Secret meetings don't cut it for public
Recent events in this county have brought to light some very painful and reality shaking results about public meetings and those that hold them.
When the public's money is as risk, when their well being is at odds with certain private or government officials, when decisions are going to be made about the public's rights, those meetings should be open. People should know who are at those meetings, who is on what side and what their motivation is for holding the meeting.
Meetings about the public's well being and concerns should never be held in private.
Openness and transparency is something the press has been fighting for since the founding of our country. It's one of the things we as a newspaper stand for, as the watchdog of our community.
Some people don't like the limelight because they want to do things behind a screen; a screen of secrecy and deception. They want things to go their way, but they don't want anyone to know that they are behind it. And in some cases they don't want what they have said about the particular situation getting out either.
This type of covert meeting process can be masked in many ways. They can actually do things in secret and then threaten people to keep them quiet. They can also hold meetings openly, but change the times on meetings at the last minute so that people aren't notified. Or they can hold meetings at a time when most people who may have concerns with what they are dealing with, cannot attend. Finally they can adopt policies that deter people from hanging around during deliberations, so citizens can't hear what is being said.
Sunshine laws are in place so that the public is not left out of discussions and deliberations on all but the most sensitive of matters, those being negotiations/litigation and personnel. All other subjects are not exempt from public and press scrutiny.
But sunshine laws only apply to purely public meetings of groups like the county commission, city councils, special service districts, etc. They don't apply to meetings people might have with officials about circumstances they want to see changed in a county or city.
Surely there is more to holding a meeting about the public's business than just following the law. There is also ethics; the ethics of being fair to the people that are affected by any decision or eventual outcome that may take place because of the meeting.
Hiding those meetings, even though they are not governed by sunshine laws are actually more reprehensible, because they are done in the grey area of public life.
Examples of such things occurring?
A meeting of public officials that had been held for years at a time when the general public could attend the meeting was moved this past year back to much earlier in the day, during most peoples' usual work time. The result is that people who may want to come to see how government money is spent, can't attend.
A group who in the past recommended how public money be spent for various projects suddenly didn't want the responsibility of accepting open deliberation on proposals after the state's sunshine law was presented as cause for people being able to observe those considerations.
A city council that held meetings without properly informing the public, under the guise of a special meeting that was called at the last minute.
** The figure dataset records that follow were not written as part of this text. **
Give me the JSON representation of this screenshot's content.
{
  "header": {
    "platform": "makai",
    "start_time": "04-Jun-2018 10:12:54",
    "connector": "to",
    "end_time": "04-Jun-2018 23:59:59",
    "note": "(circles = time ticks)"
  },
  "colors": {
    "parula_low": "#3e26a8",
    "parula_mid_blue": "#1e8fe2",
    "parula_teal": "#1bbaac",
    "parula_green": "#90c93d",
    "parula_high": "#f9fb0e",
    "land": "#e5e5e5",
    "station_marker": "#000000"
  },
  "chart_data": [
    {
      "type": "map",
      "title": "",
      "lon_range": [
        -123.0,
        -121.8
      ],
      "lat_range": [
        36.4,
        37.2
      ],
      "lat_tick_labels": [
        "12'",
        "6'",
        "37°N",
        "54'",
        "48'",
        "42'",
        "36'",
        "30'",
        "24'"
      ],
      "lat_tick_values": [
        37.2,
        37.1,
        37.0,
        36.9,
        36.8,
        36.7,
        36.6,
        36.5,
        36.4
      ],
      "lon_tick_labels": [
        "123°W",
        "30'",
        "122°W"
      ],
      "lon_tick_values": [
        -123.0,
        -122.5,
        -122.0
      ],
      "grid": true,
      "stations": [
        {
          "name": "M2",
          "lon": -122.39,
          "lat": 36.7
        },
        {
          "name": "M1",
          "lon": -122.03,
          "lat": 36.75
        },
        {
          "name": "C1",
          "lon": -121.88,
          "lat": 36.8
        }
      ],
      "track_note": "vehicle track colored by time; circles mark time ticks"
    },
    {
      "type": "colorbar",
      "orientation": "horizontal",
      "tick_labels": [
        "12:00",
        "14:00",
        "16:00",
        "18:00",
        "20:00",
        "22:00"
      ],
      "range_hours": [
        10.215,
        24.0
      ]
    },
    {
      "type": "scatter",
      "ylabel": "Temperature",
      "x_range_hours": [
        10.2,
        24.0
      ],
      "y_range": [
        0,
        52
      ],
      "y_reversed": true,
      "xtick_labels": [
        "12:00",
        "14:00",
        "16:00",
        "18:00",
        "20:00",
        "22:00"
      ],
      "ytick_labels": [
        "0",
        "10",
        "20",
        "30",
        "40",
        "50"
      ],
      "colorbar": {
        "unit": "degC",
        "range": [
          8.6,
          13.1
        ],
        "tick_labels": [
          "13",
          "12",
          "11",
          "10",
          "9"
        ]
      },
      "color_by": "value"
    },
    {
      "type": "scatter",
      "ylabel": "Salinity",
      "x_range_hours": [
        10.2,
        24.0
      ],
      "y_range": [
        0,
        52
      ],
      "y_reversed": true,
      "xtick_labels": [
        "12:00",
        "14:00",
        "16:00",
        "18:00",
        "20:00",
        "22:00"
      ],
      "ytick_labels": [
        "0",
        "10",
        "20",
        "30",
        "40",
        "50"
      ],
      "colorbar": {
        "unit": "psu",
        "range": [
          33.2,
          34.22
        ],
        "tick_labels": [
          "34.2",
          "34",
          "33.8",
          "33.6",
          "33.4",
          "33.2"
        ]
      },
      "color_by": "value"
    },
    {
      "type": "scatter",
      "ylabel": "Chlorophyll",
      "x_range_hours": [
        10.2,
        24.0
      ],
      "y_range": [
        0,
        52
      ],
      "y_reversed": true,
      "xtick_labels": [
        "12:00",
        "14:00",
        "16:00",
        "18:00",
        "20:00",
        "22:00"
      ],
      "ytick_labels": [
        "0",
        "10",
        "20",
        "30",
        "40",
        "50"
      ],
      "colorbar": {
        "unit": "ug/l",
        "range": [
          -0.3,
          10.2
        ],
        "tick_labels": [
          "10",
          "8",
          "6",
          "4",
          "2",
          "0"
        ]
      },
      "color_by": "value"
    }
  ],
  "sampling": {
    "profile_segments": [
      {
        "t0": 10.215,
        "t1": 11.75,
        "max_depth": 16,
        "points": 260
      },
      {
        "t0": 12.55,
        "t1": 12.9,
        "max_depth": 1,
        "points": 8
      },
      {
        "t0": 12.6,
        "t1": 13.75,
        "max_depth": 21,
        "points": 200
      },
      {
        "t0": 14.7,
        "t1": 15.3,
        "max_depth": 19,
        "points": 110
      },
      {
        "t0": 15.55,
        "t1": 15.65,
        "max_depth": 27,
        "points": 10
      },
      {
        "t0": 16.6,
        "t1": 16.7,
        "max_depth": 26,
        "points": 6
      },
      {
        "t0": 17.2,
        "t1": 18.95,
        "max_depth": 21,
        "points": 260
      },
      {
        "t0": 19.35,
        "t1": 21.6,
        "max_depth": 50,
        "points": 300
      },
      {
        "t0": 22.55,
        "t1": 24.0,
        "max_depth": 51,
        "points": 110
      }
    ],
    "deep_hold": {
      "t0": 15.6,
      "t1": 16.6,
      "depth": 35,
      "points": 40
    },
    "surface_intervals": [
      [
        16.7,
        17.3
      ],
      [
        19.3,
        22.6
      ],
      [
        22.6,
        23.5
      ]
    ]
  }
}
A meeting about a major decision concerning the college between some private individuals and other officials during which neither the public, the press, nor much current administration was present.
These, and other actions like them, are unfair, anti-public, and pro-elitist.
The public and the electorate in this county needs to rise up and tell their elected officials, on the phone, over e-mail, through snail mail and at the ballot box, that these kinds of behaviors will not be tolerated by citizens of this area.